Temos um homem ferido. Você seria recompensado.

Eu tenho cara de imbecil?

Não sei do que você tem cara.

Por que você está olhando para ele?

Eu olho para onde quiser.

Não olha não. Se você olhar para ele de novo eu atiro.

O menino estava sentado com as duas mãos no alto da cabeça e olhando por entre os antebraços.

Aposto que esse menino está com fome.
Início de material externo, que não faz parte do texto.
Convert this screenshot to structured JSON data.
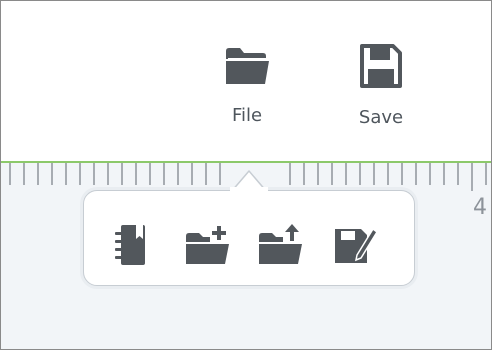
{
  "toolbar": {
    "file_label": "File",
    "save_label": "Save",
    "file_icon": "folder-icon",
    "save_icon": "floppy-disk-icon"
  },
  "ruler": {
    "visible_number": "4",
    "accent_color": "#8cc96a"
  },
  "popover": {
    "actions": [
      {
        "icon": "notebook-icon"
      },
      {
        "icon": "folder-add-icon"
      },
      {
        "icon": "folder-upload-icon"
      },
      {
        "icon": "save-as-edit-icon"
      }
    ]
  },
  "colors": {
    "icon": "#52575c",
    "label": "#4e555c",
    "ruler_background": "#f2f5f8"
  }
}
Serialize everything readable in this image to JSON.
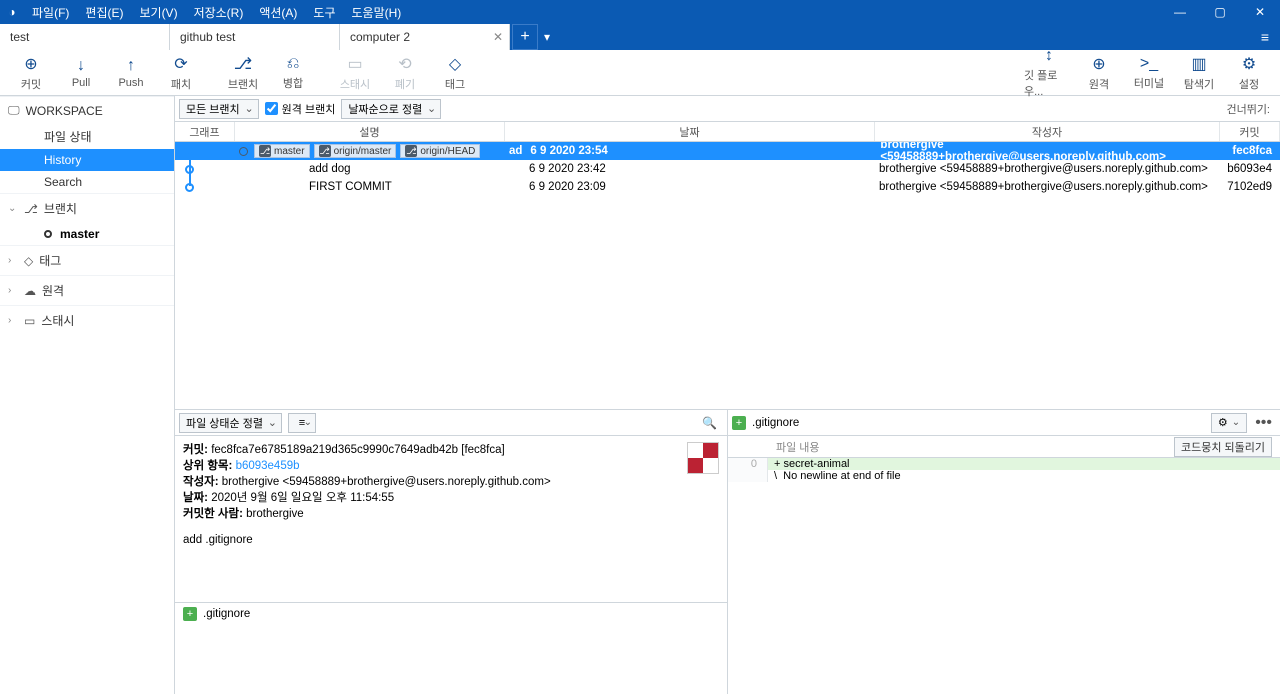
{
  "menubar": {
    "items": [
      "파일(F)",
      "편집(E)",
      "보기(V)",
      "저장소(R)",
      "액션(A)",
      "도구",
      "도움말(H)"
    ]
  },
  "tabs": [
    {
      "label": "test",
      "closable": false
    },
    {
      "label": "github test",
      "closable": false
    },
    {
      "label": "computer 2",
      "closable": true,
      "active": true
    }
  ],
  "toolbar": {
    "left": [
      {
        "name": "commit",
        "label": "커밋",
        "icon": "⊕"
      },
      {
        "name": "pull",
        "label": "Pull",
        "icon": "↓"
      },
      {
        "name": "push",
        "label": "Push",
        "icon": "↑"
      },
      {
        "name": "fetch",
        "label": "패치",
        "icon": "⟳"
      },
      {
        "name": "branch",
        "label": "브랜치",
        "icon": "⎇"
      },
      {
        "name": "merge",
        "label": "병합",
        "icon": "⎌"
      },
      {
        "name": "stash",
        "label": "스태시",
        "icon": "▭",
        "disabled": true
      },
      {
        "name": "discard",
        "label": "폐기",
        "icon": "⟲",
        "disabled": true
      },
      {
        "name": "tag",
        "label": "태그",
        "icon": "◇"
      }
    ],
    "right": [
      {
        "name": "gitflow",
        "label": "깃 플로우...",
        "icon": "↕"
      },
      {
        "name": "remote",
        "label": "원격",
        "icon": "⊕"
      },
      {
        "name": "terminal",
        "label": "터미널",
        "icon": ">_"
      },
      {
        "name": "explorer",
        "label": "탐색기",
        "icon": "▥"
      },
      {
        "name": "settings",
        "label": "설정",
        "icon": "⚙"
      }
    ]
  },
  "sidebar": {
    "workspace": {
      "label": "WORKSPACE",
      "items": [
        "파일 상태",
        "History",
        "Search"
      ],
      "selected": 1
    },
    "branch": {
      "label": "브랜치",
      "items": [
        "master"
      ]
    },
    "tag": {
      "label": "태그"
    },
    "remote": {
      "label": "원격"
    },
    "stash": {
      "label": "스태시"
    }
  },
  "filterbar": {
    "allBranches": "모든 브랜치",
    "remoteBranches": "원격 브랜치",
    "sortDate": "날짜순으로 정렬",
    "skip": "건너뛰기:"
  },
  "grid": {
    "headers": {
      "graph": "그래프",
      "desc": "설명",
      "date": "날짜",
      "author": "작성자",
      "commit": "커밋"
    },
    "rows": [
      {
        "selected": true,
        "branches": [
          "master",
          "origin/master",
          "origin/HEAD"
        ],
        "desc": "ad",
        "date": "6 9 2020 23:54",
        "author": "brothergive <59458889+brothergive@users.noreply.github.com>",
        "commit": "fec8fca"
      },
      {
        "selected": false,
        "desc": "add dog",
        "date": "6 9 2020 23:42",
        "author": "brothergive <59458889+brothergive@users.noreply.github.com>",
        "commit": "b6093e4"
      },
      {
        "selected": false,
        "desc": "FIRST COMMIT",
        "date": "6 9 2020 23:09",
        "author": "brothergive <59458889+brothergive@users.noreply.github.com>",
        "commit": "7102ed9"
      }
    ]
  },
  "detail": {
    "sort": "파일 상태순 정렬",
    "commitLabel": "커밋:",
    "commitFull": "fec8fca7e6785189a219d365c9990c7649adb42b [fec8fca]",
    "parentLabel": "상위 항목:",
    "parent": "b6093e459b",
    "authorLabel": "작성자:",
    "authorFull": "brothergive <59458889+brothergive@users.noreply.github.com>",
    "dateLabel": "날짜:",
    "dateFull": "2020년 9월 6일 일요일 오후 11:54:55",
    "committerLabel": "커밋한 사람:",
    "committer": "brothergive",
    "message": "add .gitignore",
    "files": [
      ".gitignore"
    ]
  },
  "diff": {
    "file": ".gitignore",
    "contentLabel": "파일 내용",
    "revert": "코드뭉치 되돌리기",
    "lines": [
      {
        "num": "0",
        "text": "+ secret-animal",
        "type": "add"
      },
      {
        "num": "",
        "text": "\\  No newline at end of file",
        "type": ""
      }
    ]
  }
}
Por que

você simplesmente não vem até o caminhão? Pegar alguma coisa para comer. Não precisa ser tão cabeça-dura.

Você não tem nada para comer. Vamos lá.

Vamos aonde?

Vamos lá.

Eu não vou a lugar nenhum.

Não vai?

Não. Não vou.

Você acha que eu não vou te matar mas está errado. Mas o que eu preferiria fazer seria te levar por essa estrada por um quilômetro e meio ou coisa assim e depois te libertar. É só dessa distância que nós precisamos. Você não vai nos encontrar. Não vai nem saber em que direção seguimos.

Sabe o que eu acho?

O que você acha.

Que você é um covarde.

Ele soltou o cinto e este caiu na estrada com os acessórios pendurados. Um cantil. Uma velha bolsa de lona do exército. Uma bainha de couro para faca. Quando ele ergueu os olhos, o rato de estrada segurava a faca na mão. Ele só tinha dado dois passos mas estava quase entre ele e o menino.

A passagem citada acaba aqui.